I might be not getting how some stuff work in Blazor, but here's what my issue is:
whenever I want to edit an object for example People
object, I select it in @page "/people"
from a table, then I'm redirected to the @page "people/edit/id"
. In @page "people/edit"
I have an EditForm
with InputText
corresponding to the people model and the @bind
value, everything is normal, it loads the data correctly.
The problem is when I edit some of the inputs and not save the data, just modify its values, and then go back to the @page "people"
, or anywhere, the object is modified.
I even put a breakpoint to watch the object being pulled from the database through Entity Framework Core, and it shows the modified version too, but checking on the database table, it does not seem to be affected.
It sounds impossible, but I tried with brand new projects, or others people projects in video tutorials, try replicating and does the same thing, so what's the deal here?
@page "/People/edit{id}"
@code {
[Parameter] public string id { get; set; }
Person person = new Person();
protected override async Task OnParametersSetAsync()
{
person = await PersonService.GetByIdAsync(id);
}
}
Firstly, if you put some object as a model for an EditForm
and make some changes to it, all changes are reflected in the object immediately, but not after you click a submit.
Secondly, when you pull an object from a database it gets attached to the DbContext and stays attached, unless you detach it explicitly.
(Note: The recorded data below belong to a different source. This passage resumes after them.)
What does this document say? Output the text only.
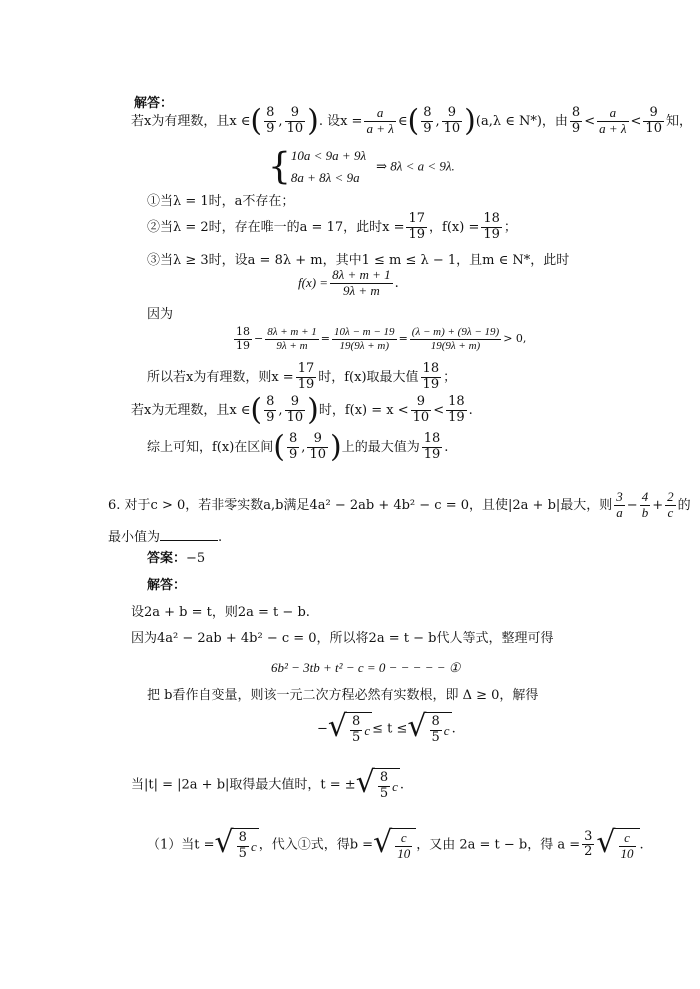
解答：
若x为有理数，且x ∈( $\frac{8}{9}$ , $\frac{9}{10}$ ). 设$x = \frac{a}{a + \lambda}$ ∈( $\frac{8}{9}$ , $\frac{9}{10} )(a,\lambda$ ∈ N*)，由 $\frac{8}{9} < \frac{a}{a + \lambda} < \frac{9}{10}$ 知，
{ 10a < 9a + 9λ
8a + 8λ < 9a
⇒ 8λ < a < 9λ.
①当λ = 1时，a不存在；
②当λ = 2时，存在唯一的a = 17，此时$x = \frac{17}{19}$ ，$f(x) = \frac{18}{19}$ ；
③当λ ≥ 3时，设a = 8λ + m，其中1 ≤ m ≤ λ − 1，且m ∈ N*，此时
$f(x) = \frac{8\lambda + m + 1}{9\lambda + m}$ .
因为
$\frac{18}{19} - \frac{8\lambda + m + 1}{9\lambda + m} = \frac{10\lambda - m - 19}{19(9\lambda + m)} = \frac{(\lambda - m) + (9\lambda - 19)}{19(9\lambda + m)} > 0$,
所以若x为有理数，则$x = \frac{17}{19}$ 时，f(x)取最大值 $\frac{18}{19}$ ；
若x为无理数，且x ∈( $\frac{8}{9}$ , $\frac{9}{10}$ )时，$f(x) = x < \frac{9}{10} < \frac{18}{19}$ .
综上可知，f(x)在区间( $\frac{8}{9}$ , $\frac{9}{10}$ )上的最大值为 $\frac{18}{19}$ .
6. 对于c > 0，若非零实数a,b满足4a² − 2ab + 4b² − c = 0，且使|2a + b|最大，则 $\frac{3}{a} - \frac{4}{b} + \frac{2}{c}$ 的
最小值为	.
答案：−5
解答：
设2a + b = t，则2a = t − b.
因为4a² − 2ab + 4b² − c = 0，所以将2a = t − b代人等式，整理可得
6b² − 3tb + t² − c = 0 − − − − − ①
把 b看作自变量，则该一元二次方程必然有实数根，即 Δ ≥ 0，解得
− √ $\frac{8}{5}$ c ≤ t ≤ √ $\frac{8}{5}$ c .
当|t| = |2a + b|取得最大值时，t = ± √ $\frac{8}{5}$ c .
（1）当t = √ $\frac{8}{5}$ c ，代入①式，得b = √ $\frac{c}{10}$ ，又由 2a = t − b，得 $a = \frac{3}{2}$ √ $\frac{c}{10}$ .
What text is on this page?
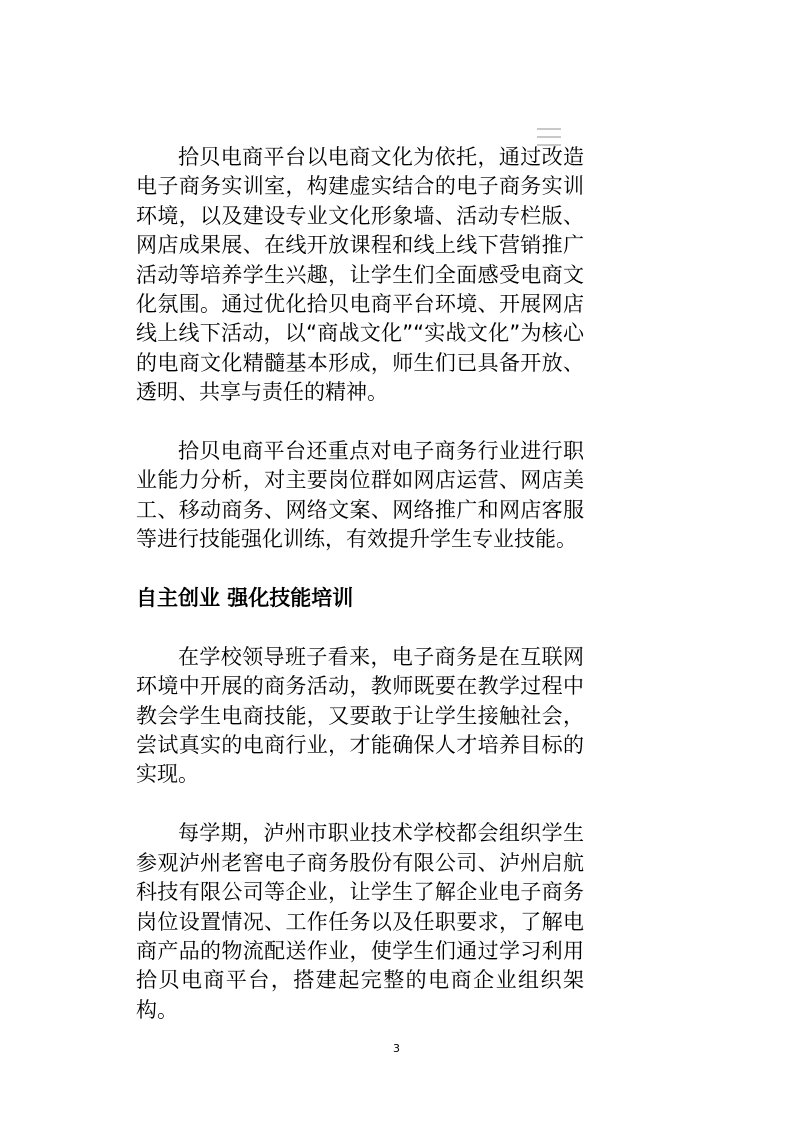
拾贝电商平台以电商文化为依托，通过改造电子商务实训室，构建虚实结合的电子商务实训环境，以及建设专业文化形象墙、活动专栏版、网店成果展、在线开放课程和线上线下营销推广活动等培养学生兴趣，让学生们全面感受电商文化氛围。通过优化拾贝电商平台环境、开展网店线上线下活动，以“商战文化”“实战文化”为核心的电商文化精髓基本形成，师生们已具备开放、透明、共享与责任的精神。

拾贝电商平台还重点对电子商务行业进行职业能力分析，对主要岗位群如网店运营、网店美工、移动商务、网络文案、网络推广和网店客服等进行技能强化训练，有效提升学生专业技能。

自主创业 强化技能培训

在学校领导班子看来，电子商务是在互联网环境中开展的商务活动，教师既要在教学过程中教会学生电商技能，又要敢于让学生接触社会，尝试真实的电商行业，才能确保人才培养目标的实现。

每学期，泸州市职业技术学校都会组织学生参观泸州老窖电子商务股份有限公司、泸州启航科技有限公司等企业，让学生了解企业电子商务岗位设置情况、工作任务以及任职要求，了解电商产品的物流配送作业，使学生们通过学习利用拾贝电商平台，搭建起完整的电商企业组织架构。

3
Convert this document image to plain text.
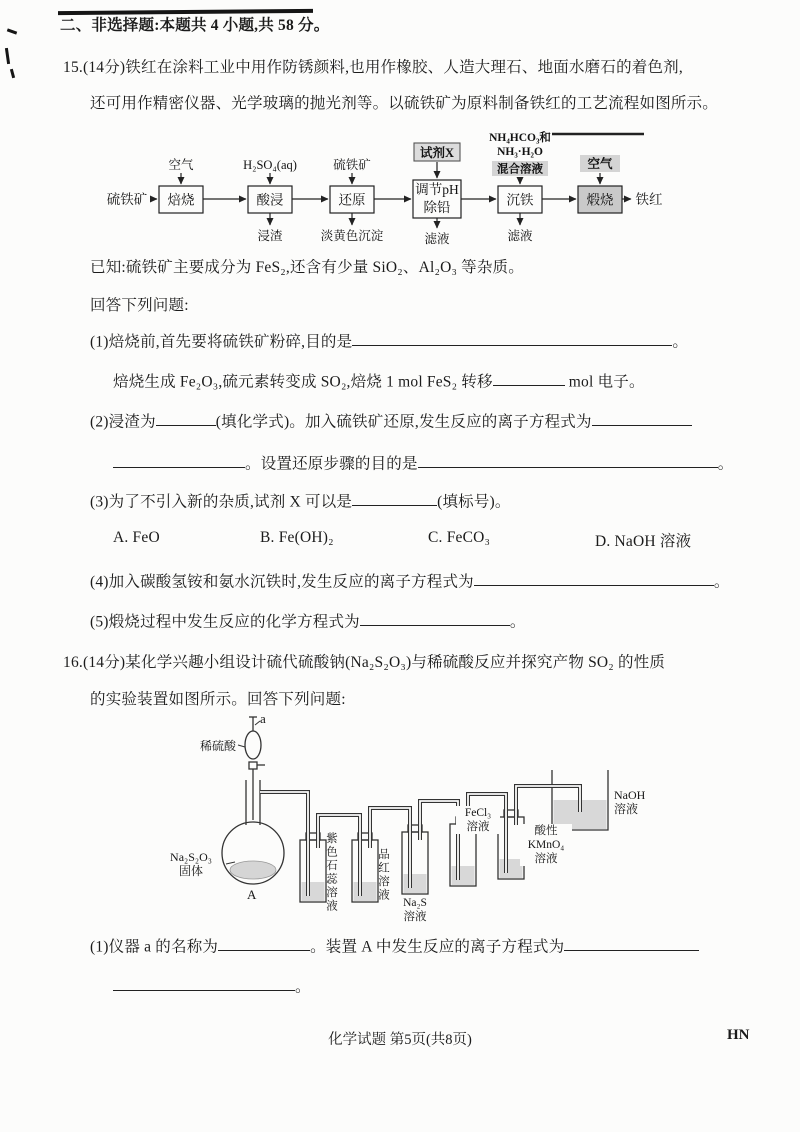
二、非选择题:本题共 4 小题,共 58 分。
15.(14分)铁红在涂料工业中用作防锈颜料,也用作橡胶、人造大理石、地面水磨石的着色剂,
还可用作精密仪器、光学玻璃的抛光剂等。以硫铁矿为原料制备铁红的工艺流程如图所示。
硫铁矿 焙烧	酸浸	还原
调节pH
除铅	沉铁	煅烧 铁红
空气	H₂SO₄(aq)	硫铁矿
试剂X
空气
浸渣	淡黄色沉淀	滤液	滤液
NH₄HCO₃和
NH₃·H₂O
混合溶液
已知:硫铁矿主要成分为 FeS₂,还含有少量 SiO₂、Al₂O₃ 等杂质。
回答下列问题:
(1)焙烧前,首先要将硫铁矿粉碎,目的是	。
焙烧生成 Fe₂O₃,硫元素转变成 SO₂,焙烧 1 mol FeS₂ 转移	mol 电子。
(2)浸渣为	(填化学式)。加入硫铁矿还原,发生反应的离子方程式为
。设置还原步骤的目的是	。
(3)为了不引入新的杂质,试剂 X 可以是	(填标号)。
A. FeO	B. Fe(OH)₂	C. FeCO₃	D. NaOH 溶液
(4)加入碳酸氢铵和氨水沉铁时,发生反应的离子方程式为	。
(5)煅烧过程中发生反应的化学方程式为	。
16.(14分)某化学兴趣小组设计硫代硫酸钠(Na₂S₂O₃)与稀硫酸反应并探究产物 SO₂ 的性质
的实验装置如图所示。回答下列问题:
a
稀硫酸
Na₂S₂O₃
固体
A	紫色石蕊溶液	品红溶液
Na₂S
溶液
FeCl₃
溶液	酸性
KMnO₄
溶液
NaOH
溶液
(1)仪器 a 的名称为	。装置 A 中发生反应的离子方程式为
。
化学试题 第5页(共8页)	HN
When you query the entity, already attached to the context, the context does not query the database again, but gives you the attached entity. And if you have made some changes to it, you get these changes.
But those changes are not saved to database until you execute context.SaveChanges
, so when you see the actual database, you see the unchanged data.
The difference with Net Core MVC is that Net Core MVC is stateless. Though you use references to the .NET objects in .cshtml
files, they are used only during one query and get destroyed after the response is sent to client. When you use Blazor, you get actual .NET runtime ether on server (Blazor server) or on client (Blazor wasm), so your objects remain and preserve their state.